The trial between pharmaceutical giant Pfizer and a scientist who claims to be intermittently paralyzed by a virus she was exposed to while working at the company's Groton lab began in Hartford Federal Court Monday.
Becky McClain, of Deep River, said she was exposed in 2002 or 2003 to a manipulated form of lentivirus, a virus similar to the one that can lead to AIDS. According to the Hartford Courant, medical experts working for McClain say the virus has altered her body’s ability to channel potassium, creating a condition that can cause complete paralysis multiple times a month.

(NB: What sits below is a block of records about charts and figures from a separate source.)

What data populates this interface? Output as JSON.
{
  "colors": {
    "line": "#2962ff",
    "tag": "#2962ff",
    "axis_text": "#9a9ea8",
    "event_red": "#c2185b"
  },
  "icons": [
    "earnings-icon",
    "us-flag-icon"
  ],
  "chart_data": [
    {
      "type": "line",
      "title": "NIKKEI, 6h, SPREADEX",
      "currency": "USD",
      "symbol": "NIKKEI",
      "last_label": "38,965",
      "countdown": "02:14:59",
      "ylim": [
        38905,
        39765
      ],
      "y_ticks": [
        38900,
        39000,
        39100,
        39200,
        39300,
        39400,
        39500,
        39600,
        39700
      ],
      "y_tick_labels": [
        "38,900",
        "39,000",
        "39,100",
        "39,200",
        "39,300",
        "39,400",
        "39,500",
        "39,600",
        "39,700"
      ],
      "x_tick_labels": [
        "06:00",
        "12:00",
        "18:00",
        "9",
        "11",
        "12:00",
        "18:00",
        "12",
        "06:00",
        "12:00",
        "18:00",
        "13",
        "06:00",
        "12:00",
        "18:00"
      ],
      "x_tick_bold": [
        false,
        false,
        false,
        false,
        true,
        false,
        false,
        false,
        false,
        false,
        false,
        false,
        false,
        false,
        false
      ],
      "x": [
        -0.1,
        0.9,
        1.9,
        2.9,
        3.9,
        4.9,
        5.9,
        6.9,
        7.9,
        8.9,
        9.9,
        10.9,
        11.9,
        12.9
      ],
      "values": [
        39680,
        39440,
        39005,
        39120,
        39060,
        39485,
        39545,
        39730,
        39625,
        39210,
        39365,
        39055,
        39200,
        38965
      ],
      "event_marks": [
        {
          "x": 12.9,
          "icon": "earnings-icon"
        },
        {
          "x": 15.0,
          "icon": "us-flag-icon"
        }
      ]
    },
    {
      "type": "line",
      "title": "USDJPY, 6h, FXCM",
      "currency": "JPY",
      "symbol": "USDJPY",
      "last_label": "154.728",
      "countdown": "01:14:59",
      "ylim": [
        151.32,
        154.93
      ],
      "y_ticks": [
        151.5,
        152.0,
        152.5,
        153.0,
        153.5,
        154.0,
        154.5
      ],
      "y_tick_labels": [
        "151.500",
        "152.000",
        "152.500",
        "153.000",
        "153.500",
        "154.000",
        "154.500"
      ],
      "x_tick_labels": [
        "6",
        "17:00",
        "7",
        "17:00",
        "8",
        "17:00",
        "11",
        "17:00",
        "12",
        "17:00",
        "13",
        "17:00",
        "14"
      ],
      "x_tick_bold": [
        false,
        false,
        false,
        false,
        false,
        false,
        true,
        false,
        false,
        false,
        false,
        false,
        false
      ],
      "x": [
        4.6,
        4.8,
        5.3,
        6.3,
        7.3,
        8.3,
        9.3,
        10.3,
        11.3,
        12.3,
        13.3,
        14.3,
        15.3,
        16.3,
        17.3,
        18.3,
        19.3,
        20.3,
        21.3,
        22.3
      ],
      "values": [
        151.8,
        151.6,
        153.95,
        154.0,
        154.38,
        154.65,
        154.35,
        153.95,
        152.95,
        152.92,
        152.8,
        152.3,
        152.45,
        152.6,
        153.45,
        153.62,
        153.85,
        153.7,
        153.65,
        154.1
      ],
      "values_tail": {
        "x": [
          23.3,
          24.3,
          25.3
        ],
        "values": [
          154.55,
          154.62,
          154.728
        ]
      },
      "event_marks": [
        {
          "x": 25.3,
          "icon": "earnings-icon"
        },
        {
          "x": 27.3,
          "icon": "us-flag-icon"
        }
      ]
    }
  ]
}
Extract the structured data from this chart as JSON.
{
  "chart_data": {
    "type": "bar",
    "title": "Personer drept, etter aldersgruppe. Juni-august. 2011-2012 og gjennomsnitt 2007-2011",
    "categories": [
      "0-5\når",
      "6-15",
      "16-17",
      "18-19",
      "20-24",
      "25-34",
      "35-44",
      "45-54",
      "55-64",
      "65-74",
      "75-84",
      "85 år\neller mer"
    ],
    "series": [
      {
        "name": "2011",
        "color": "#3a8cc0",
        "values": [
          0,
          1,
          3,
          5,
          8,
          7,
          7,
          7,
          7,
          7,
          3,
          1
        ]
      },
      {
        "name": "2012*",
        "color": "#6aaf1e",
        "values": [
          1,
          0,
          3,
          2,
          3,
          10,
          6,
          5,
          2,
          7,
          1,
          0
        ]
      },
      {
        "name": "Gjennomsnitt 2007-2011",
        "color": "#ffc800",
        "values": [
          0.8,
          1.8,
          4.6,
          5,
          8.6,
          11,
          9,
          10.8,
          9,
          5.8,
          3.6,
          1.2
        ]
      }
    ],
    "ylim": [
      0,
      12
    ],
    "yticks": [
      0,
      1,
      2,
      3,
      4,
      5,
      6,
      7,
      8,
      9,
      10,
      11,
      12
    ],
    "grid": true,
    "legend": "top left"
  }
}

McClain was terminated from Pfizer in 2005. She claims to have been fired in violation of Connecticut’s whistle-blower law, saying she was let go in retaliation for asking questions about Pfizer’s safety practices.
Pfizer denies McClain’s claims, saying her refusal to come to work was the reason for her firing, and an outside investigation found she was not infected by any materials while at Pfizer. In a statement the company said, "...in 2005 the Occupational Safety and Health Administration conducted an eight month investigation of Ms. McClain's claims regarding discrimination and the safety of the workplace and concluded that her claims were without merit."
McClain claims that a colleague was near her working on “dangerous lentivirus material and embryonic stem cells,” the Courant reported. The work was done on an open lab bench and without a biological containment system, according to her suit. McClain’s suit says that despite warnings from a supervisor, she repeatedly voiced issues about laboratory safety following a malfunction of a containment system. According to McClain, the malfunction persisted for a year, not the eight months that Pfizer contends.